- Maun Botswana

Information
- Type: Government school
- Established: 1970
- Principal: Mrs Legwale
- Grades: Form 4 (Grade 11), Form 5 (Grade 12)
- Gender: Co-educational

= Maun Senior Secondary School =

Maun Senior Secondary School is a government-run boarding school located in Maun, Botswana, the fifth largest town in Botswana. It was the first secondary school in the district.

==History==

=== Establishment ===
Missionaries from the United Congregation Church of Southern Africa founded the school in 1970. The first class contained 70 students. In 2017, 2,000 students attended the school.

=== Special Education: the Deaf and Hard of Hearing ===
The school admitted its first cohort of deaf students in 2004.

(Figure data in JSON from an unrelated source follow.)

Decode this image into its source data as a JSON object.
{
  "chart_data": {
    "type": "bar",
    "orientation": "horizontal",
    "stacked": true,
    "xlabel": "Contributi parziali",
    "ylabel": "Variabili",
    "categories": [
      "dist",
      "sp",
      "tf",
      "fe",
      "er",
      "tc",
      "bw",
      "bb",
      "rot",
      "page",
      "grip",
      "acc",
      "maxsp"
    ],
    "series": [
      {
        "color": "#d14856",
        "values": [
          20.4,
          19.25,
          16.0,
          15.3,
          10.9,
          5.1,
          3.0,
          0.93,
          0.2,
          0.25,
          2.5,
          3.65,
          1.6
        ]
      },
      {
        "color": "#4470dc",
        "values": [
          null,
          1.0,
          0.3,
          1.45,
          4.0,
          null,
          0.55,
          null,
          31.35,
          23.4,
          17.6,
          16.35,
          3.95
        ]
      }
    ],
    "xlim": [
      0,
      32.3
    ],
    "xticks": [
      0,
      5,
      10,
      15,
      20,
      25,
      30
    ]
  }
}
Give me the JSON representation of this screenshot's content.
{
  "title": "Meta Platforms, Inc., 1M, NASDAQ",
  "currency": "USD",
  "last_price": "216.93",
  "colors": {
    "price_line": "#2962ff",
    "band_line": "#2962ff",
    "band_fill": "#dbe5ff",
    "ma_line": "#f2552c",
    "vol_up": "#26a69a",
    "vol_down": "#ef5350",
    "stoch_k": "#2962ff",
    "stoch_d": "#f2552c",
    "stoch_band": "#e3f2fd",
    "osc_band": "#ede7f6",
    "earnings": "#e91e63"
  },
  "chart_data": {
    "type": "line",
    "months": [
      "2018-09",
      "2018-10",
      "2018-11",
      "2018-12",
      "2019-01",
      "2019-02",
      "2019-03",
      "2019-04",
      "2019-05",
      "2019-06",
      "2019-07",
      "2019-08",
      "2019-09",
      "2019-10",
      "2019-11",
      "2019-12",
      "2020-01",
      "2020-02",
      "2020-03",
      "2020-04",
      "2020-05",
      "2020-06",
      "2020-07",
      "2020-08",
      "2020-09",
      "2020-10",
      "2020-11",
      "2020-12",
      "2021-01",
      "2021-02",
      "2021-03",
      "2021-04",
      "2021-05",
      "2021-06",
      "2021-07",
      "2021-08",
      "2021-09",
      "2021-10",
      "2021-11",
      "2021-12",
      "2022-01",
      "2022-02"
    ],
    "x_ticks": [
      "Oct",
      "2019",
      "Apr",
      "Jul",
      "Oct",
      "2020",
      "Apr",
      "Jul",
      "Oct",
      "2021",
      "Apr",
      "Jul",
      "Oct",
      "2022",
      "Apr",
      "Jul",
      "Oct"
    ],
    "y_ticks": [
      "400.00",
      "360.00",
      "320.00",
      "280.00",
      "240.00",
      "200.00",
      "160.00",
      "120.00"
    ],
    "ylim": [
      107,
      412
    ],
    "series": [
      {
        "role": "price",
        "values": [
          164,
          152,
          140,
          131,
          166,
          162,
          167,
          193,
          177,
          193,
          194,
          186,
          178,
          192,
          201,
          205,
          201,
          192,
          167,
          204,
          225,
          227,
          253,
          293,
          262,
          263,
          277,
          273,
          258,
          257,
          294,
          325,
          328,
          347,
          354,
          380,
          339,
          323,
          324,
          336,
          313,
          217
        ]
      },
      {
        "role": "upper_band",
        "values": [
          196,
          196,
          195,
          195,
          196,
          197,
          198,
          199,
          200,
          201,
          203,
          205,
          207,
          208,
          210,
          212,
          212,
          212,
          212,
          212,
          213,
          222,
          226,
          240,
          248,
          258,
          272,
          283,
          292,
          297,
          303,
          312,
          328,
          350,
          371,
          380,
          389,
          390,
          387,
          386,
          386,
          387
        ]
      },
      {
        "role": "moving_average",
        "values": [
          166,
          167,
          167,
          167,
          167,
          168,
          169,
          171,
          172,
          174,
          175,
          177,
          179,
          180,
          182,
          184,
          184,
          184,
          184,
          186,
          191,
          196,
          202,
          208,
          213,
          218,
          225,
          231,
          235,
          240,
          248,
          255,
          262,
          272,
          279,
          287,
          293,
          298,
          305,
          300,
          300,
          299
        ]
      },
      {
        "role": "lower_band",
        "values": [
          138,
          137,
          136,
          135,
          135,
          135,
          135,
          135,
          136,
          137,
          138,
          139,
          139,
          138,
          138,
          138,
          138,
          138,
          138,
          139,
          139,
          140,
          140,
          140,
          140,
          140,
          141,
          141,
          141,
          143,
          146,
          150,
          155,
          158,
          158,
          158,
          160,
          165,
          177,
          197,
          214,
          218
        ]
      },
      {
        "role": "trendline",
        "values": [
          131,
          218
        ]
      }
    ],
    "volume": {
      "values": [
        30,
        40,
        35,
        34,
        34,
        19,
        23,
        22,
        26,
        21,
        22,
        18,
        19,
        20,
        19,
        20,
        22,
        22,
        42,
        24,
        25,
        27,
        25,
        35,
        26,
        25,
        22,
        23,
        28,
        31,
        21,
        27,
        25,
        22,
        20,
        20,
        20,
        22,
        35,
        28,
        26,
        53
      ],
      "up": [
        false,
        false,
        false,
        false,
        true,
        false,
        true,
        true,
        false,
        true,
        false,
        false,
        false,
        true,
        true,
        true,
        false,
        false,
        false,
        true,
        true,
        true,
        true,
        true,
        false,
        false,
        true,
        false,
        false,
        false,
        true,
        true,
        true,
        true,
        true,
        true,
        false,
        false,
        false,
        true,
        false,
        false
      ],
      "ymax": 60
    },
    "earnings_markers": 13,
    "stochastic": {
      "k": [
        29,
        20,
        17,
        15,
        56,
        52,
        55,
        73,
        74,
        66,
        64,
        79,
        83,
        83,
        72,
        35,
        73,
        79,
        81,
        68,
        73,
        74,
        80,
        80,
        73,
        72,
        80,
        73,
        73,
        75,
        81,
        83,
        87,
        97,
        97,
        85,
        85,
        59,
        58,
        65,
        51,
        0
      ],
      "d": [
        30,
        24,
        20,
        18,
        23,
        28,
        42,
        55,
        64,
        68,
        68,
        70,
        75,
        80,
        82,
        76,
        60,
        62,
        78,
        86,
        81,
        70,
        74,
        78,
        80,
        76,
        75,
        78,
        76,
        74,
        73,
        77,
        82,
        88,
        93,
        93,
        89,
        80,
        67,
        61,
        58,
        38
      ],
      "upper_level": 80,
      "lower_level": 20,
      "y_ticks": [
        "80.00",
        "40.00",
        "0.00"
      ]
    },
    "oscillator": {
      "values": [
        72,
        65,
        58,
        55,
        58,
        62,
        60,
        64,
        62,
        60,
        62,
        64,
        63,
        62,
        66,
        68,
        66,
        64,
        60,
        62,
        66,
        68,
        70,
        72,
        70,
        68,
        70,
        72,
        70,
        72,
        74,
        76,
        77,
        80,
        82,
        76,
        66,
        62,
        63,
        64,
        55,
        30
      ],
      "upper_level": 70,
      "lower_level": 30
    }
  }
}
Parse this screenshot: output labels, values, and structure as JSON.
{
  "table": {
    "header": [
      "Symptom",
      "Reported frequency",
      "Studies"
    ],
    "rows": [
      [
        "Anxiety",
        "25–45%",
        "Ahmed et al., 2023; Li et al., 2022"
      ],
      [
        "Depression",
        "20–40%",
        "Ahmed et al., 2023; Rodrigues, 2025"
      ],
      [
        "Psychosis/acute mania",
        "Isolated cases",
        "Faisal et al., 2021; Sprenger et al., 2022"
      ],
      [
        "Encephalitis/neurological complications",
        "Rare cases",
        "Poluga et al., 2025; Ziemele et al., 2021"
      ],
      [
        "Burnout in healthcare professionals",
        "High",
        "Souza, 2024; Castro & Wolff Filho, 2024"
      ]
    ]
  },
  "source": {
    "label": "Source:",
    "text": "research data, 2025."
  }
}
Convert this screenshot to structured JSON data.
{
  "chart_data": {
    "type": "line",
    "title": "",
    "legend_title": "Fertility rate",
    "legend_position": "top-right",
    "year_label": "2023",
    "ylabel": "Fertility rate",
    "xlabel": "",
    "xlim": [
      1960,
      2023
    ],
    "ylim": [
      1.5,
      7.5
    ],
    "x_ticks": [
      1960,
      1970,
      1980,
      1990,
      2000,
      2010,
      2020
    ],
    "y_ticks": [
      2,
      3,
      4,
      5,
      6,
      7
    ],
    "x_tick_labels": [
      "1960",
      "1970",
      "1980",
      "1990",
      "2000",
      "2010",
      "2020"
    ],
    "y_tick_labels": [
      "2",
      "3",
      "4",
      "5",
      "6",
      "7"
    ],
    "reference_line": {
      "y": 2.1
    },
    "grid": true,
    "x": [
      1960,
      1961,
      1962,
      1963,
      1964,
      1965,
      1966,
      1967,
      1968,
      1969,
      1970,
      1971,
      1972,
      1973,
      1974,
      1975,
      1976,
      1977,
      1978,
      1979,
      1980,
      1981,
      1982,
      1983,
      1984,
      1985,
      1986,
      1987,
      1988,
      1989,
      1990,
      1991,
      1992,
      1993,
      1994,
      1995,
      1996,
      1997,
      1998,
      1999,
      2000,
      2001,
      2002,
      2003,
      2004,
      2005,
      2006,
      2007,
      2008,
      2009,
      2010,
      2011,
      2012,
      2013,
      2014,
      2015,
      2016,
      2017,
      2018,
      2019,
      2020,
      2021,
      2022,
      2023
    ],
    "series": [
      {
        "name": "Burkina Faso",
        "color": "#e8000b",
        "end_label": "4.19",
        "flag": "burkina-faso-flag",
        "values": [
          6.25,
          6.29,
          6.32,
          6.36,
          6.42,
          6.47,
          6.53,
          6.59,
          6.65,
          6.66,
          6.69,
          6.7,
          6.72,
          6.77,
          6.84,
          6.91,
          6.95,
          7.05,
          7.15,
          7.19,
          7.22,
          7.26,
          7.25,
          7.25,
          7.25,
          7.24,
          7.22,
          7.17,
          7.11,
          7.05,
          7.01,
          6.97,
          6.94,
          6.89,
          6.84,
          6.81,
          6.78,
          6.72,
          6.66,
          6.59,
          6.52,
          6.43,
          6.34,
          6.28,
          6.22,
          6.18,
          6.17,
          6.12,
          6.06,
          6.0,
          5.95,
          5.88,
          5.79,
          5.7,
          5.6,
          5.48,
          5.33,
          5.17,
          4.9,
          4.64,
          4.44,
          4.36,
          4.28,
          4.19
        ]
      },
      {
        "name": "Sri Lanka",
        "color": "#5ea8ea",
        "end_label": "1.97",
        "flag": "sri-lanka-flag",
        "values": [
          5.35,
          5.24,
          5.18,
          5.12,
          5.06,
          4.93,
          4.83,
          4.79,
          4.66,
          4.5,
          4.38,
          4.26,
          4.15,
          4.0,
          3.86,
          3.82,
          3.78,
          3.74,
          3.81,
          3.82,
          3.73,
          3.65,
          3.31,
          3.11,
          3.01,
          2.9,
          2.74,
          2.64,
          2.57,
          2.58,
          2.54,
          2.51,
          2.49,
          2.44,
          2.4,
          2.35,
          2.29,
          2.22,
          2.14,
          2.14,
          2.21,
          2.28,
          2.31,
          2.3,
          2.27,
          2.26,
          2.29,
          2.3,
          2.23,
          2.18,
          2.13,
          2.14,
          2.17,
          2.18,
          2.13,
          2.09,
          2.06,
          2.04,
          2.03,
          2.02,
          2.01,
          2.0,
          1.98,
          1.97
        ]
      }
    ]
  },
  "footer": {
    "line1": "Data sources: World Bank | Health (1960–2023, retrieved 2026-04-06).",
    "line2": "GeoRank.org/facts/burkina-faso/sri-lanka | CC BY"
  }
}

=== 2012 Arson Incident ===
In 2012, a fire damaged several school classrooms, including the original classroom built in 1970. Persons claiming to be students of the school set the fire as a means to pressure the administration to terminate the employment of male teaching staff they reported were involved in love affairs with female students. This caused such panic among students, especially those in boarding, as to precipitate the temporary shutdown of the school.

== Multiple Pathways ==
In 2021, the school adopted the Multiple Pathways approach, with support from the European Union Technical Vocational Education and Training (TVET) programme. This approach integrates technical education into the students' general education curriculum. It was strategically deployed as Maun is a tourism hub, often referred to as the tourism capital of Botswana.

==Athletics==
Maun Secondary has traditionally performed well at the Botswana Independent Sports Association finals, winning 31 medals in 2019 and several of its students have set national records at the finals event.